Une libération attendue après l'annonce de la grâce
Les neuf hommes, détenus depuis plusieurs mois, ont quitté la prison civile de N'Djaména dans la matinée. Leur libération fait suite au décret de grâce signé par le chef de l'État, qui avait été précédé d'une large campagne de leurs partisans et de plusieurs organisations de défense des droits humains. Selon une source proche de la présidence, cette décision vise à "apaiser le dialogue politique" dans le pays.

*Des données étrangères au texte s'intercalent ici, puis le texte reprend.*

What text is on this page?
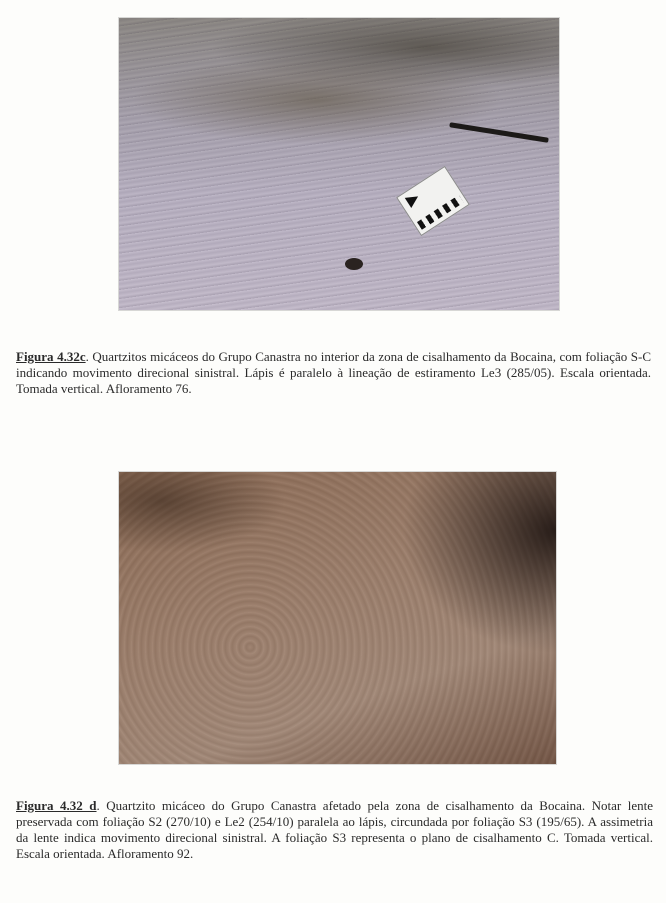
Figura 4.32c. Quartzitos micáceos do Grupo Canastra no interior da zona de cisalhamento da Bocaina, com foliação S-C indicando movimento direcional sinistral. Lápis é paralelo à lineação de estiramento Le3 (285/05). Escala orientada. Tomada vertical. Afloramento 76.

Figura 4.32 d. Quartzito micáceo do Grupo Canastra afetado pela zona de cisalhamento da Bocaina. Notar lente preservada com foliação S2 (270/10) e Le2 (254/10) paralela ao lápis, circundada por foliação S3 (195/65). A assimetria da lente indica movimento direcional sinistral. A foliação S3 representa o plano de cisalhamento C. Tomada vertical. Escala orientada. Afloramento 92.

Succès Masra, figure de l'opposition et ancien Premier ministre, avait été arrêté en février dernier, accusé de "complot contre l'autorité de l'État". Les huit autres opposants, dont des membres de son parti Les Transformateurs, étaient incarcérés pour des motifs similaires. Leur procès, qui devait s'ouvrir en septembre, est désormais suspendu.
Un geste salué par la classe politique, mais des interrogations demeurent
La libération a été saluée par plusieurs partis politiques et organisations de la société civile, qui y voient un signe d'ouverture du nouveau pouvoir. "C'est une étape importante pour la réconciliation nationale", a déclaré à l'Agence France-Presse un porte-parole de la coalition d'opposition, qui a requis l'anonymat. Cependant, des voix s'élèvent pour demander la libération de tous les prisonniers politiques, estimant que cette grâce partielle ne résout pas les causes profondes de la crise.
Le président Mahamat Idriss Déby Itno, arrivé au pouvoir en 2021 après la mort de son père, Idriss Déby Itno, a promis une transition pacifique. Mais son régime est critiqué par les organisations internationales pour la répression des voix dissidentes. Selon un rapport de la Fédération internationale pour les droits humains (FIDH), plus de 200 personnes sont toujours détenues pour des motifs politiques au Tchad.
Quelles suites pour le dialogue national ?
Cette libération intervient alors que le gouvernement a annoncé l'ouverture prochaine d'un dialogue national inclusif, prévu pour octobre. Les autorités espèrent que ce geste favorisera la participation de l'opposition. Toutefois, certains observateurs restent prudents : "La grâce est un premier pas, mais il faut des actes concrets pour garantir les libertés fondamentales", a commenté un analyste politique basé à N'Djaména, sous couvert d'anonymat.
Les neuf opposants libérés devraient rencontrer leurs familles dans les prochaines heures. Leur libération pourrait avoir un impact sur le climat politique avant le dialogue national, même si les conditions de leur détention et les charges retenues contre eux restent un sujet de préoccupation pour les défenseurs des droits humains.